Spain’s Civil Guard says it has brought down a criminal network making lucrative profits by smuggling glass eels to Asia, a burgeoning illicit traffic that is worrying both law enforcement agencies and scientists. Four Chinese citizens, three Spaniards and three Moroccans have been arrested in Spain in an operation coordinated by the European Union’s police body, Europol, and involving Spanish and Portuguese investigators.
In the latest operation against the traffickers that was concluded in March but only revealed Friday, four Chinese citizens, three Spaniards and three Moroccans were arrested in Spain in an operation coordinated by the European Union’s police body.
Spain’s Civil Guard said 460 kilograms (1,014 pounds) of glass eels were seized in southern Spain with a market value of over 400 million euros ($490 million).
Authorities across the continent have been trying to tackle the smugglers who take European glass eels to Asian countries where they are raised into adults and their meat is sold expensively for the local cuisine.
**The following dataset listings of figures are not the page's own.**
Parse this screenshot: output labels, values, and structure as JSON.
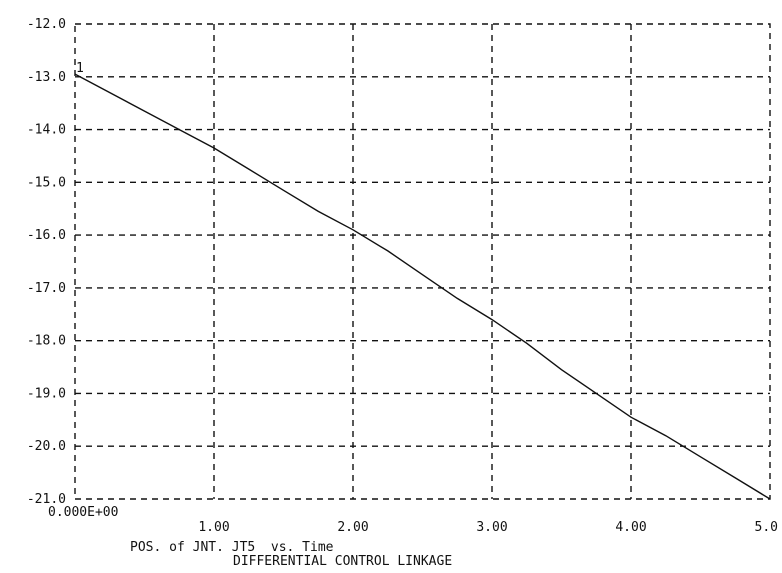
{
  "chart_data": {
    "type": "line",
    "title": "POS. of JNT. JT5  vs. Time",
    "subtitle": "DIFFERENTIAL CONTROL LINKAGE",
    "xlabel": "",
    "ylabel": "",
    "xlim": [
      0,
      5
    ],
    "ylim": [
      -21,
      -12
    ],
    "grid": true,
    "x_ticks": [
      0,
      1,
      2,
      3,
      4,
      5
    ],
    "x_tick_labels": [
      "0.000E+00",
      "1.00",
      "2.00",
      "3.00",
      "4.00",
      "5.0"
    ],
    "y_ticks": [
      -12,
      -13,
      -14,
      -15,
      -16,
      -17,
      -18,
      -19,
      -20,
      -21
    ],
    "y_tick_labels": [
      "-12.0",
      "-13.0",
      "-14.0",
      "-15.0",
      "-16.0",
      "-17.0",
      "-18.0",
      "-19.0",
      "-20.0",
      "-21.0"
    ],
    "marker_label": "1",
    "series": [
      {
        "x": [
          0.0,
          0.25,
          0.5,
          0.75,
          1.0,
          1.25,
          1.5,
          1.75,
          2.0,
          2.25,
          2.5,
          2.75,
          3.0,
          3.25,
          3.5,
          3.75,
          4.0,
          4.25,
          4.5,
          4.75,
          5.0
        ],
        "values": [
          -12.95,
          -13.3,
          -13.65,
          -14.0,
          -14.35,
          -14.75,
          -15.15,
          -15.55,
          -15.9,
          -16.3,
          -16.75,
          -17.2,
          -17.6,
          -18.05,
          -18.55,
          -19.0,
          -19.45,
          -19.8,
          -20.2,
          -20.6,
          -21.0
        ]
      }
    ]
  }
}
More than 100 tons of juvenile eels evade wildlife traffic controls every year in Europe, according to Andrew Kerr, chairman of the Sustainable Eel Group, a regional platform of scientists and industry stakeholders.
“That’s nearly one fourth of the total European eel natural stock,” Kerr said Friday. “It’s the biggest wildlife crime action in Europe, and it’s hidden from everyone.”
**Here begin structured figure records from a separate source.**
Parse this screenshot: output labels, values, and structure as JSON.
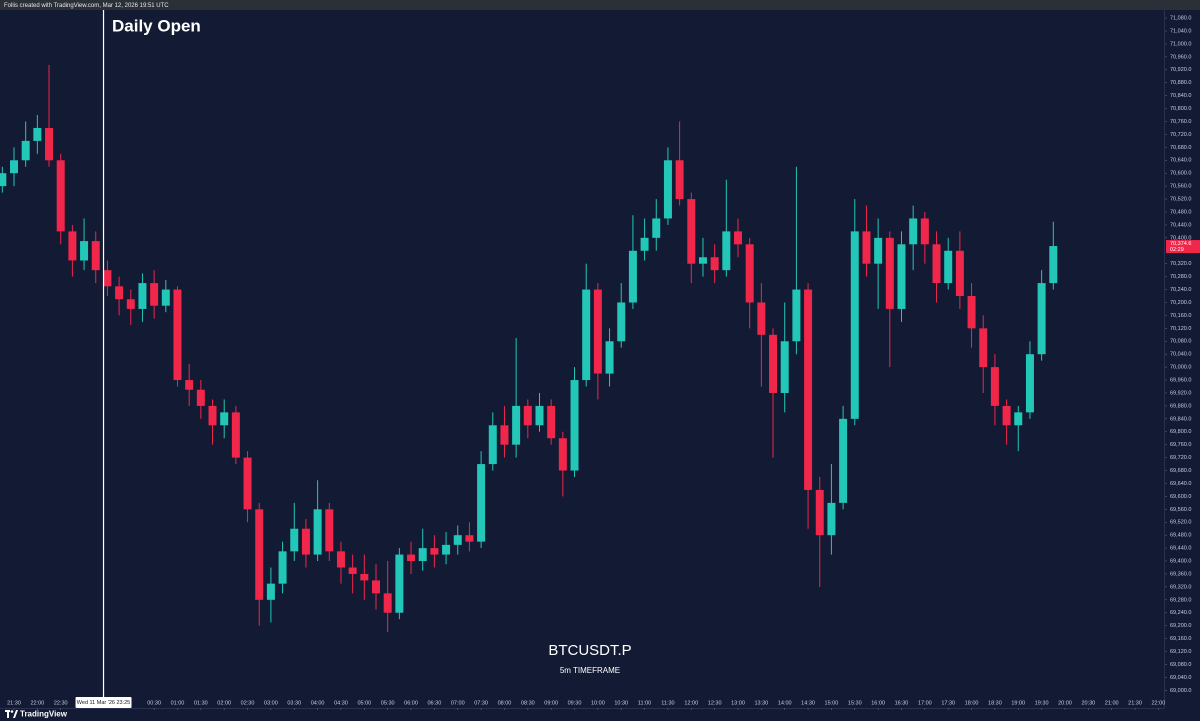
{
  "chart_data": {
    "type": "candlestick",
    "header": "Follis created with TradingView.com, Mar 12, 2026 19:51 UTC",
    "title": "Daily Open",
    "symbol": "BTCUSDT.P",
    "timeframe": "5m TIMEFRAME",
    "footer": "TradingView",
    "up_color": "#22c7b8",
    "down_color": "#f0264a",
    "daily_open": {
      "x": "23:25",
      "label": "Wed 11 Mar '26  23:25"
    },
    "price_label": "70,374.6",
    "countdown": "02:29",
    "ylim": [
      68970,
      71105
    ],
    "yticks": [
      {
        "value": 69000,
        "label": "69,000.0"
      },
      {
        "value": 69040,
        "label": "69,040.0"
      },
      {
        "value": 69080,
        "label": "69,080.0"
      },
      {
        "value": 69120,
        "label": "69,120.0"
      },
      {
        "value": 69160,
        "label": "69,160.0"
      },
      {
        "value": 69200,
        "label": "69,200.0"
      },
      {
        "value": 69240,
        "label": "69,240.0"
      },
      {
        "value": 69280,
        "label": "69,280.0"
      },
      {
        "value": 69320,
        "label": "69,320.0"
      },
      {
        "value": 69360,
        "label": "69,360.0"
      },
      {
        "value": 69400,
        "label": "69,400.0"
      },
      {
        "value": 69440,
        "label": "69,440.0"
      },
      {
        "value": 69480,
        "label": "69,480.0"
      },
      {
        "value": 69520,
        "label": "69,520.0"
      },
      {
        "value": 69560,
        "label": "69,560.0"
      },
      {
        "value": 69600,
        "label": "69,600.0"
      },
      {
        "value": 69640,
        "label": "69,640.0"
      },
      {
        "value": 69680,
        "label": "69,680.0"
      },
      {
        "value": 69720,
        "label": "69,720.0"
      },
      {
        "value": 69760,
        "label": "69,760.0"
      },
      {
        "value": 69800,
        "label": "69,800.0"
      },
      {
        "value": 69840,
        "label": "69,840.0"
      },
      {
        "value": 69880,
        "label": "69,880.0"
      },
      {
        "value": 69920,
        "label": "69,920.0"
      },
      {
        "value": 69960,
        "label": "69,960.0"
      },
      {
        "value": 70000,
        "label": "70,000.0"
      },
      {
        "value": 70040,
        "label": "70,040.0"
      },
      {
        "value": 70080,
        "label": "70,080.0"
      },
      {
        "value": 70120,
        "label": "70,120.0"
      },
      {
        "value": 70160,
        "label": "70,160.0"
      },
      {
        "value": 70200,
        "label": "70,200.0"
      },
      {
        "value": 70240,
        "label": "70,240.0"
      },
      {
        "value": 70280,
        "label": "70,280.0"
      },
      {
        "value": 70320,
        "label": "70,320.0"
      },
      {
        "value": 70400,
        "label": "70,400.0"
      },
      {
        "value": 70440,
        "label": "70,440.0"
      },
      {
        "value": 70480,
        "label": "70,480.0"
      },
      {
        "value": 70520,
        "label": "70,520.0"
      },
      {
        "value": 70560,
        "label": "70,560.0"
      },
      {
        "value": 70600,
        "label": "70,600.0"
      },
      {
        "value": 70640,
        "label": "70,640.0"
      },
      {
        "value": 70680,
        "label": "70,680.0"
      },
      {
        "value": 70720,
        "label": "70,720.0"
      },
      {
        "value": 70760,
        "label": "70,760.0"
      },
      {
        "value": 70800,
        "label": "70,800.0"
      },
      {
        "value": 70840,
        "label": "70,840.0"
      },
      {
        "value": 70880,
        "label": "70,880.0"
      },
      {
        "value": 70920,
        "label": "70,920.0"
      },
      {
        "value": 70960,
        "label": "70,960.0"
      },
      {
        "value": 71000,
        "label": "71,000.0"
      },
      {
        "value": 71040,
        "label": "71,040.0"
      },
      {
        "value": 71080,
        "label": "71,080.0"
      }
    ],
    "xticks": [
      "21:30",
      "22:00",
      "22:30",
      "00:30",
      "01:00",
      "01:30",
      "02:00",
      "02:30",
      "03:00",
      "03:30",
      "04:00",
      "04:30",
      "05:00",
      "05:30",
      "06:00",
      "06:30",
      "07:00",
      "07:30",
      "08:00",
      "08:30",
      "09:00",
      "09:30",
      "10:00",
      "10:30",
      "11:00",
      "11:30",
      "12:00",
      "12:30",
      "13:00",
      "13:30",
      "14:00",
      "14:30",
      "15:00",
      "15:30",
      "16:00",
      "16:30",
      "17:00",
      "17:30",
      "18:00",
      "18:30",
      "19:00",
      "19:30",
      "20:00",
      "20:30",
      "21:00",
      "21:30",
      "22:00"
    ],
    "x": [
      "21:15",
      "21:30",
      "21:45",
      "22:00",
      "22:15",
      "22:30",
      "22:45",
      "23:00",
      "23:15",
      "23:30",
      "23:45",
      "00:00",
      "00:15",
      "00:30",
      "00:45",
      "01:00",
      "01:15",
      "01:30",
      "01:45",
      "02:00",
      "02:15",
      "02:30",
      "02:45",
      "03:00",
      "03:15",
      "03:30",
      "03:45",
      "04:00",
      "04:15",
      "04:30",
      "04:45",
      "05:00",
      "05:15",
      "05:30",
      "05:45",
      "06:00",
      "06:15",
      "06:30",
      "06:45",
      "07:00",
      "07:15",
      "07:30",
      "07:45",
      "08:00",
      "08:15",
      "08:30",
      "08:45",
      "09:00",
      "09:15",
      "09:30",
      "09:45",
      "10:00",
      "10:15",
      "10:30",
      "10:45",
      "11:00",
      "11:15",
      "11:30",
      "11:45",
      "12:00",
      "12:15",
      "12:30",
      "12:45",
      "13:00",
      "13:15",
      "13:30",
      "13:45",
      "14:00",
      "14:15",
      "14:30",
      "14:45",
      "15:00",
      "15:15",
      "15:30",
      "15:45",
      "16:00",
      "16:15",
      "16:30",
      "16:45",
      "17:00",
      "17:15",
      "17:30",
      "17:45",
      "18:00",
      "18:15",
      "18:30",
      "18:45",
      "19:00",
      "19:15",
      "19:30",
      "19:45"
    ],
    "candles": [
      [
        70560,
        70620,
        70540,
        70600
      ],
      [
        70600,
        70680,
        70560,
        70640
      ],
      [
        70640,
        70760,
        70620,
        70700
      ],
      [
        70700,
        70780,
        70660,
        70740
      ],
      [
        70740,
        70935,
        70620,
        70640
      ],
      [
        70640,
        70660,
        70380,
        70420
      ],
      [
        70420,
        70440,
        70280,
        70330
      ],
      [
        70330,
        70460,
        70300,
        70390
      ],
      [
        70390,
        70420,
        70260,
        70300
      ],
      [
        70300,
        70330,
        70220,
        70250
      ],
      [
        70250,
        70280,
        70160,
        70210
      ],
      [
        70210,
        70240,
        70130,
        70180
      ],
      [
        70180,
        70290,
        70140,
        70260
      ],
      [
        70260,
        70300,
        70150,
        70190
      ],
      [
        70190,
        70270,
        70170,
        70240
      ],
      [
        70240,
        70250,
        69940,
        69960
      ],
      [
        69960,
        70010,
        69880,
        69930
      ],
      [
        69930,
        69960,
        69840,
        69880
      ],
      [
        69880,
        69900,
        69760,
        69820
      ],
      [
        69820,
        69900,
        69780,
        69860
      ],
      [
        69860,
        69880,
        69700,
        69720
      ],
      [
        69720,
        69740,
        69520,
        69560
      ],
      [
        69560,
        69580,
        69200,
        69280
      ],
      [
        69280,
        69380,
        69210,
        69330
      ],
      [
        69330,
        69460,
        69300,
        69430
      ],
      [
        69430,
        69580,
        69400,
        69500
      ],
      [
        69500,
        69530,
        69380,
        69420
      ],
      [
        69420,
        69650,
        69400,
        69560
      ],
      [
        69560,
        69580,
        69400,
        69430
      ],
      [
        69430,
        69460,
        69330,
        69380
      ],
      [
        69380,
        69420,
        69300,
        69360
      ],
      [
        69360,
        69420,
        69280,
        69340
      ],
      [
        69340,
        69390,
        69250,
        69300
      ],
      [
        69300,
        69400,
        69180,
        69240
      ],
      [
        69240,
        69440,
        69220,
        69420
      ],
      [
        69420,
        69460,
        69360,
        69400
      ],
      [
        69400,
        69500,
        69370,
        69440
      ],
      [
        69440,
        69480,
        69380,
        69420
      ],
      [
        69420,
        69490,
        69390,
        69450
      ],
      [
        69450,
        69510,
        69420,
        69480
      ],
      [
        69480,
        69520,
        69430,
        69460
      ],
      [
        69460,
        69740,
        69440,
        69700
      ],
      [
        69700,
        69860,
        69680,
        69820
      ],
      [
        69820,
        69880,
        69720,
        69760
      ],
      [
        69760,
        70090,
        69720,
        69880
      ],
      [
        69880,
        69900,
        69780,
        69820
      ],
      [
        69820,
        69920,
        69800,
        69880
      ],
      [
        69880,
        69900,
        69760,
        69780
      ],
      [
        69780,
        69800,
        69600,
        69680
      ],
      [
        69680,
        70000,
        69660,
        69960
      ],
      [
        69960,
        70320,
        69940,
        70240
      ],
      [
        70240,
        70260,
        69900,
        69980
      ],
      [
        69980,
        70120,
        69940,
        70080
      ],
      [
        70080,
        70260,
        70060,
        70200
      ],
      [
        70200,
        70470,
        70180,
        70360
      ],
      [
        70360,
        70460,
        70330,
        70400
      ],
      [
        70400,
        70520,
        70360,
        70460
      ],
      [
        70460,
        70680,
        70440,
        70640
      ],
      [
        70640,
        70760,
        70500,
        70520
      ],
      [
        70520,
        70540,
        70260,
        70320
      ],
      [
        70320,
        70400,
        70280,
        70340
      ],
      [
        70340,
        70380,
        70260,
        70300
      ],
      [
        70300,
        70580,
        70280,
        70420
      ],
      [
        70420,
        70460,
        70340,
        70380
      ],
      [
        70380,
        70400,
        70120,
        70200
      ],
      [
        70200,
        70260,
        69940,
        70100
      ],
      [
        70100,
        70120,
        69720,
        69920
      ],
      [
        69920,
        70200,
        69860,
        70080
      ],
      [
        70080,
        70620,
        70040,
        70240
      ],
      [
        70240,
        70260,
        69500,
        69620
      ],
      [
        69620,
        69660,
        69320,
        69480
      ],
      [
        69480,
        69700,
        69420,
        69580
      ],
      [
        69580,
        69880,
        69560,
        69840
      ],
      [
        69840,
        70520,
        69820,
        70420
      ],
      [
        70420,
        70500,
        70280,
        70320
      ],
      [
        70320,
        70460,
        70180,
        70400
      ],
      [
        70400,
        70420,
        70000,
        70180
      ],
      [
        70180,
        70420,
        70140,
        70380
      ],
      [
        70380,
        70500,
        70300,
        70460
      ],
      [
        70460,
        70480,
        70320,
        70380
      ],
      [
        70380,
        70420,
        70200,
        70260
      ],
      [
        70260,
        70400,
        70240,
        70360
      ],
      [
        70360,
        70420,
        70180,
        70220
      ],
      [
        70220,
        70260,
        70060,
        70120
      ],
      [
        70120,
        70160,
        69920,
        70000
      ],
      [
        70000,
        70040,
        69820,
        69880
      ],
      [
        69880,
        69900,
        69760,
        69820
      ],
      [
        69820,
        69880,
        69740,
        69860
      ],
      [
        69860,
        70080,
        69840,
        70040
      ],
      [
        70040,
        70300,
        70020,
        70260
      ],
      [
        70260,
        70450,
        70240,
        70374.6
      ]
    ]
  }
}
Friday’s disclosure showed how the ring exported the baby eels bought in Spain through Portugal and Morocco and how the eels were concealed in suitcases or in cargo containers and sent to Hong Kong, Mainland China, South Korea and other Asian countries.
Police also seized 364 suitcases possibly used to smuggle the eels, with potential profits of 37.5 million euros, Civil Guard Coronel Jesus Galvez said during a press conference in Madrid Friday.
Because eels can’t be bred in captivity, the wriggling glass eels —or elvers— are usually fished and raised to maturity in aquaculture companies in Asia, where pollution, climate change and poaching has diminished stocks of the Japonica Anguilla species.
The trading of the European eel has been restricted since 2009 under the rules of the CITES convention for the international trade of endangered wildlife. The European Union has banned all exports outside the bloc and regulated internal sales, although an underground business has thrived in recent years.
Since the glass eel fishing season began at the end of the fall, Portugal has arrested 28 people and has seized 1 ton of glass eels in 18 raids. Hugo Alexandre Matos, director of the Portuguese authority of food security, ASAE, said several investigations remained opened.
Meanwhile, Spain has arrested or identified as suspects 89 people in total since November, snatching more than 2.3 tons of baby eels. The seized eels have been reintroduced to the wild, Galvez said.
The operations come with environmental crimes on the rise globally and in Europe, said Europol’s chief for organized crime, Jari Liukku, who compared the benefits from illicit wildlife trade to those of drug, arms or human trafficking.
“Punishments are low and the conviction rate for environmental crimes is still low,” he said.